Thursday, July 28, 2005

القاعدة في العراق

sam graham-felsen has an interesting story on alternet about the issue of whether the u.s. is building permanent military bases in iraq. it seems pretty evident to me that the bush administration probably wants a permanent military presence in the country. after all, the u.s. ended it's 12 year military presence in saudi arabia two years ago, and i don't think we're all that welcome to come back. it's also fairly evident that if we try to build a permanent base in iraq, we will probably lose the iraq war. maybe that's why no one in the bush administration says that much about the issue.

almost six months ago, larry diamond, former advisor to paul bremer when he was the head of the coalition provisional authority, said the following in a speech at UCLA:
One of the things that is necessary to wind down the insurgency and create a much more hopeful, enabling environment for the development of democracy and even political stability in Iraq is for Iraqis, and particularly those Iraqis who are involved with or sympathizing with the insurgency, to become convinced that we really are going to leave. That the American military occupation of Iraq is going to end and that they are going to get their country back.


[W]e could declare, and I urged the administration to declare when I left Iraq in April of 2004, that we have no permanent military designs on Iraq and we will not seek permanent military bases in Iraq. This one statement would do an enormous amount to undermine the suspicion that we have permanent imperial intentions in Iraq. We aren't going to do that. And the reason we're not going to do that is because we are building permanent military basis in Iraq.
when diamond gave his speech last february bits of the blogisphere buzzed about it (including a post by needlenose that i recommend), but the conversation never quite reached the outside world. at least not very loudly.

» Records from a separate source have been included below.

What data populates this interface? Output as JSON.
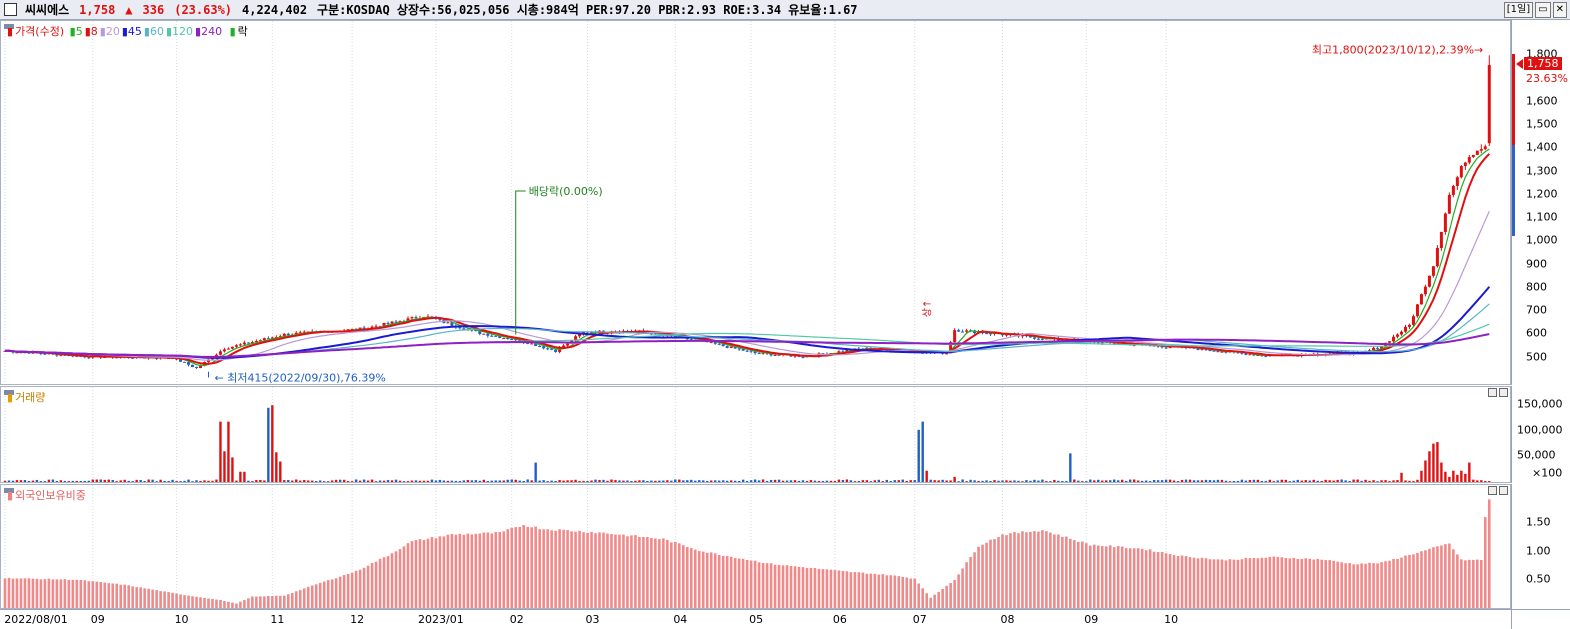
{
  "header": {
    "name": "씨씨에스",
    "price": "1,758",
    "change_arrow": "▲",
    "change": "336",
    "change_pct": "(23.63%)",
    "volume": "4,224,402",
    "info": "구분:KOSDAQ 상장수:56,025,056 시총:984억 PER:97.20 PBR:2.93 ROE:3.34 유보율:1.67",
    "period_button": "[1일]",
    "min_button": "▭",
    "close_button": "✕"
  },
  "legend": {
    "price_label": "가격(수정)",
    "ma": [
      "5",
      "8",
      "20",
      "45",
      "60",
      "120",
      "240"
    ],
    "ma_colors": [
      "#20b020",
      "#e01010",
      "#b89ad6",
      "#1a1ad0",
      "#5ab4c8",
      "#52c8a8",
      "#9020c0"
    ],
    "fall_label": "락",
    "volume_label": "거래량",
    "foreign_label": "외국인보유비중"
  },
  "annotations": {
    "high": "최고1,800(2023/10/12),2.39%",
    "low": "최저415(2022/09/30),76.39%",
    "dividend": "배당락(0.00%)",
    "up_marker": "상",
    "current_price": "1,758",
    "current_pct": "23.63%"
  },
  "chart_data": [
    {
      "type": "candlestick",
      "title": "가격(수정)",
      "ylim": [
        400,
        1870
      ],
      "yticks": [
        500,
        600,
        700,
        800,
        900,
        1000,
        1100,
        1200,
        1300,
        1400,
        1500,
        1600,
        1800
      ],
      "ytick_labels": [
        "500",
        "600",
        "700",
        "800",
        "900",
        "1,000",
        "1,100",
        "1,200",
        "1,300",
        "1,400",
        "1,500",
        "1,600",
        "1,800"
      ],
      "x_tick_labels": [
        "2022/08/01",
        "09",
        "10",
        "11",
        "12",
        "2023/01",
        "02",
        "03",
        "04",
        "05",
        "06",
        "07",
        "08",
        "09",
        "10"
      ],
      "anchors": [
        [
          0,
          530
        ],
        [
          20,
          505
        ],
        [
          42,
          500
        ],
        [
          48,
          455
        ],
        [
          55,
          540
        ],
        [
          70,
          600
        ],
        [
          90,
          625
        ],
        [
          105,
          680
        ],
        [
          118,
          610
        ],
        [
          130,
          570
        ],
        [
          138,
          530
        ],
        [
          145,
          610
        ],
        [
          158,
          615
        ],
        [
          175,
          570
        ],
        [
          188,
          520
        ],
        [
          200,
          505
        ],
        [
          215,
          540
        ],
        [
          236,
          520
        ],
        [
          238,
          620
        ],
        [
          250,
          600
        ],
        [
          262,
          580
        ],
        [
          280,
          560
        ],
        [
          298,
          540
        ],
        [
          315,
          510
        ],
        [
          340,
          520
        ],
        [
          345,
          550
        ],
        [
          352,
          640
        ],
        [
          358,
          900
        ],
        [
          362,
          1200
        ],
        [
          366,
          1350
        ],
        [
          369,
          1400
        ],
        [
          372,
          1420
        ]
      ],
      "last_candle": {
        "open": 1422,
        "high": 1800,
        "low": 1410,
        "close": 1758
      },
      "ma_series": [
        {
          "name": "5",
          "color": "#20b020"
        },
        {
          "name": "8",
          "color": "#e01010"
        },
        {
          "name": "20",
          "color": "#b89ad6"
        },
        {
          "name": "45",
          "color": "#1a1ad0"
        },
        {
          "name": "60",
          "color": "#5ab4c8"
        },
        {
          "name": "120",
          "color": "#52c8a8"
        },
        {
          "name": "240",
          "color": "#9020c0"
        }
      ]
    },
    {
      "type": "bar",
      "title": "거래량",
      "ylim": [
        0,
        170000
      ],
      "yticks": [
        50000,
        100000,
        150000
      ],
      "ytick_labels": [
        "50,000",
        "100,000",
        "150,000"
      ],
      "unit_label": "×100",
      "spikes": [
        [
          54,
          118000
        ],
        [
          55,
          60000
        ],
        [
          56,
          118000
        ],
        [
          57,
          48000
        ],
        [
          59,
          20000
        ],
        [
          60,
          20000
        ],
        [
          66,
          145000
        ],
        [
          67,
          150000
        ],
        [
          68,
          58000
        ],
        [
          69,
          40000
        ],
        [
          133,
          38000
        ],
        [
          229,
          102000
        ],
        [
          230,
          118000
        ],
        [
          231,
          22000
        ],
        [
          238,
          10000
        ],
        [
          267,
          56000
        ],
        [
          350,
          18000
        ],
        [
          355,
          22000
        ],
        [
          356,
          42000
        ],
        [
          357,
          60000
        ],
        [
          358,
          75000
        ],
        [
          359,
          78000
        ],
        [
          360,
          38000
        ],
        [
          361,
          20000
        ],
        [
          362,
          10000
        ],
        [
          363,
          22000
        ],
        [
          364,
          14000
        ],
        [
          365,
          22000
        ],
        [
          366,
          16000
        ],
        [
          367,
          38000
        ]
      ]
    },
    {
      "type": "bar",
      "title": "외국인보유비중",
      "ylim": [
        0,
        2.0
      ],
      "yticks": [
        0.5,
        1.0,
        1.5
      ],
      "ytick_labels": [
        "0.50",
        "1.00",
        "1.50"
      ],
      "anchors": [
        [
          0,
          0.53
        ],
        [
          18,
          0.5
        ],
        [
          30,
          0.41
        ],
        [
          45,
          0.23
        ],
        [
          54,
          0.14
        ],
        [
          58,
          0.08
        ],
        [
          62,
          0.2
        ],
        [
          70,
          0.22
        ],
        [
          78,
          0.42
        ],
        [
          88,
          0.65
        ],
        [
          96,
          0.93
        ],
        [
          102,
          1.18
        ],
        [
          112,
          1.3
        ],
        [
          124,
          1.33
        ],
        [
          130,
          1.47
        ],
        [
          135,
          1.4
        ],
        [
          150,
          1.33
        ],
        [
          165,
          1.22
        ],
        [
          175,
          1.0
        ],
        [
          192,
          0.78
        ],
        [
          210,
          0.65
        ],
        [
          222,
          0.58
        ],
        [
          228,
          0.52
        ],
        [
          232,
          0.18
        ],
        [
          238,
          0.5
        ],
        [
          244,
          1.1
        ],
        [
          250,
          1.3
        ],
        [
          260,
          1.38
        ],
        [
          272,
          1.12
        ],
        [
          285,
          1.05
        ],
        [
          295,
          0.92
        ],
        [
          305,
          0.85
        ],
        [
          318,
          0.9
        ],
        [
          330,
          0.86
        ],
        [
          338,
          0.78
        ],
        [
          345,
          0.8
        ],
        [
          355,
          1.0
        ],
        [
          362,
          1.14
        ],
        [
          365,
          0.85
        ],
        [
          370,
          0.85
        ],
        [
          371,
          1.6
        ],
        [
          372,
          1.93
        ]
      ]
    }
  ]
}
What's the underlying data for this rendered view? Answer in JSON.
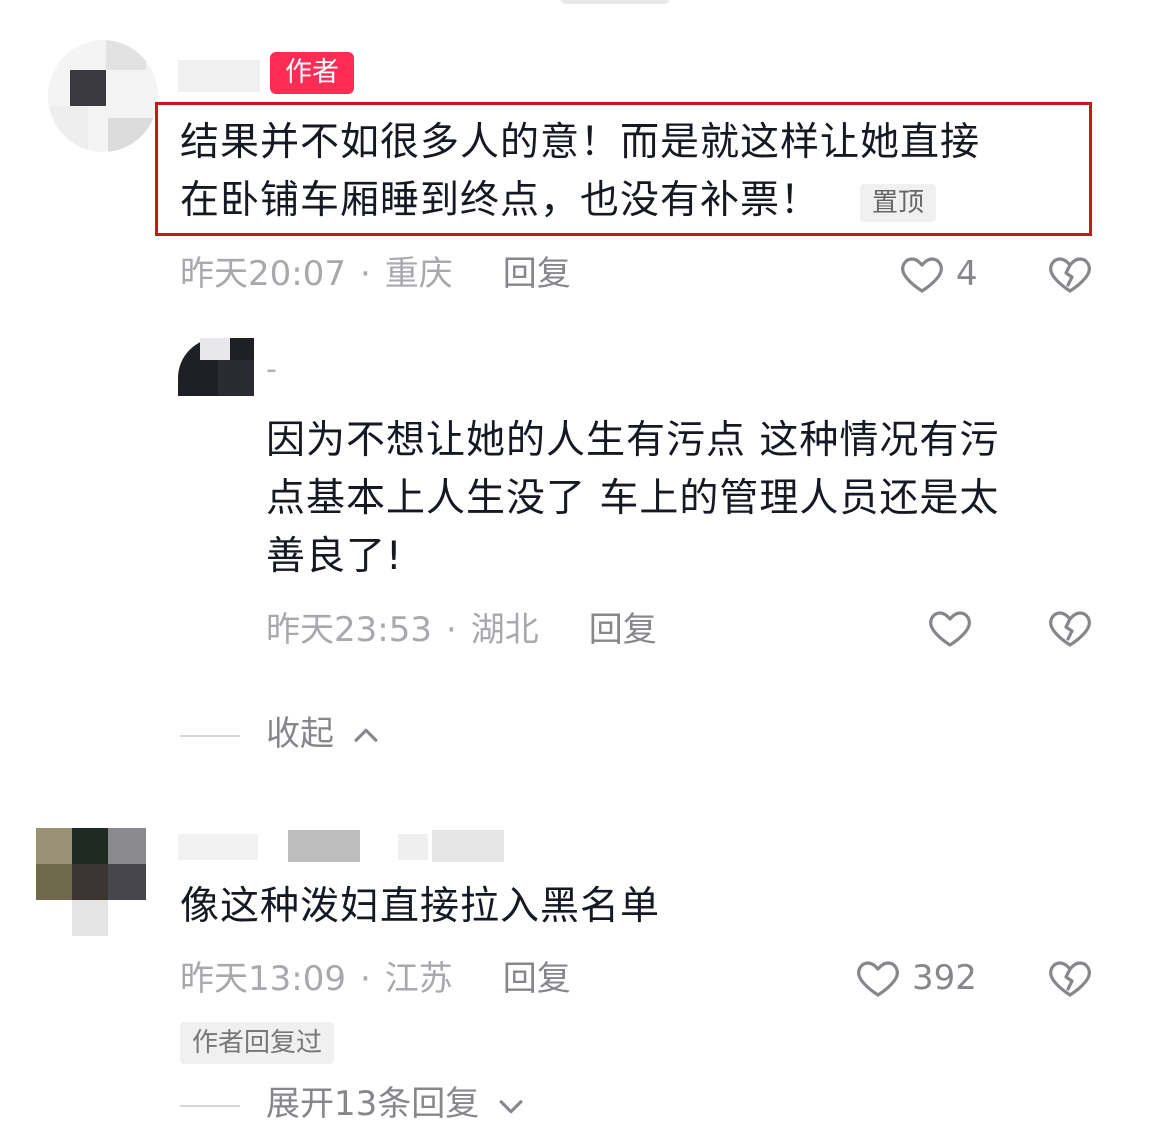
{
  "comment1": {
    "author_badge": "作者",
    "text_line1": "结果并不如很多人的意！而是就这样让她直接",
    "text_line2": "在卧铺车厢睡到终点，也没有补票！",
    "pin_label": "置顶",
    "time": "昨天20:07",
    "location": "重庆",
    "reply_label": "回复",
    "likes": "4"
  },
  "reply1": {
    "name_mark": "-",
    "text_line1": "因为不想让她的人生有污点 这种情况有污",
    "text_line2": "点基本上人生没了 车上的管理人员还是太",
    "text_line3": "善良了!",
    "time": "昨天23:53",
    "location": "湖北",
    "reply_label": "回复",
    "collapse_label": "收起"
  },
  "comment2": {
    "text": "像这种泼妇直接拉入黑名单",
    "time": "昨天13:09",
    "location": "江苏",
    "reply_label": "回复",
    "likes": "392",
    "author_replied_badge": "作者回复过",
    "expand_label": "展开13条回复"
  },
  "separator": "·",
  "icons": [
    "heart-icon",
    "broken-heart-icon",
    "chevron-up-icon",
    "chevron-down-icon"
  ],
  "colors": {
    "author_badge": "#fe2c55",
    "highlight_border": "#c41a1a",
    "meta_gray": "#a8a9ad"
  }
}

which is strange because it really is an important question. the argument over whether or not the u.s. government should set a timetable for withdrawal of u.s. troops from iraq presupposes that the ultimate goal is withdrawal. whether u.s. forces will leave should really be settled before we start debating when they should go.

permanent bases also run counter to the notion that the new iraq is sovereign or democratic. if the country really were sovereign, whether u.s. forces stay there permanently is really not our government's decision to make. and if iraq became a fully democratic country, i think it's clear that an iraqi government that reflected the views of its people would not tolerate a long-term foreign military presence. (though it looks like no one has polled it, so i my impression that foreign troops are deeply unpopular in iraq is purely anecdotal)

the permanent base question goes right to the heart of the basic policy questions about iraq: what exactly are we trying to accomplish there? and when are we done? if the goal is to establish a permanent presence in iraq then the answer to the second question is "never." but at least we'll be able to find al qaeda in iraq.